The SBE group was administered a hard capsule containing 240 mg SBE (Omnica Co., Ltd, Tokyo, Japan), which was the same SBE as used in previous reports [7,8,9,10]. The placebo group was administered a control capsule without SBE. Table 1 shows the composition of the tested foods. The concentration of VMA in SBE was 36.89% when determined using HPLC with cyanidin 3-glucoside chloride as the anthocyanin reference and 35.82% when determined using a quantitative method that employs the absolute purity of the reference material. The true value of cyanidin 3-glucoside chloride in SBE measured by converting the reference material of absolute purity was 3.83% and the true concentration of a total of 15 VMAs was 29.00%. Approximately 68.0 mg of caramel color was added to the placebo food to differentiate it from the SBE food.

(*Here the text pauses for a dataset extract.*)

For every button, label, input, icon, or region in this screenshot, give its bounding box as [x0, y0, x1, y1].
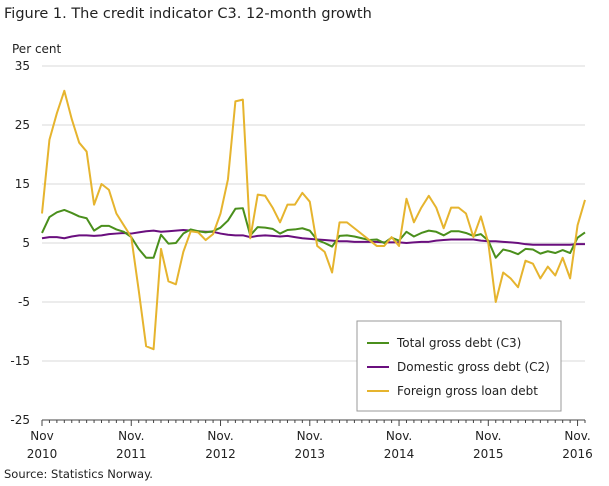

2.3. Consumption Methods and Schedule

The subjects consumed SBE or placebo food once daily for 12 weeks without changing their daily routine. The SBE and placebo foods were to be consumed on an empty stomach before breakfast or lunch.
Figure 1 shows the flow of tests performed before and after the VDT tasks at week 0, 4, 8, and 12. Each subject wore an eye mask upon arrival at the trial venue, rested for 10 min, and then had their HFC of accommodative microfluctuation measured before VDT loading. Measurements were made in the order of the dominant eye followed by the nondominant eye.
Before the load test, the subjects performed VDT tasks for 40 min in a room with an illuminance of 500 ± 50 lux. The load task was as follows. A string was attached to a smartphone (Apple Inc. iPhone 5), which was looped over the subjects’ necks such that the screen and the subjects’ eyes were 30 cm apart. The subjects played a game in this position such that they all had a similar VDT load. The game was a simple one of collecting falling debris: Tetris®. As the post-load test, HFC was measured 1 min after the end of the VDT task.

2.4. Test Items

The ocular tests (HFC measurements) were performed at week 0-the first day of intervention-(0w), week 4 (4w), week 8 (8w), and week 12 (12w). The clinical diary was checked daily (consumption of the tested food, health condition, adverse events, etc.). The safety test was performed during the screening (SCR) and at week 12 (Table 2).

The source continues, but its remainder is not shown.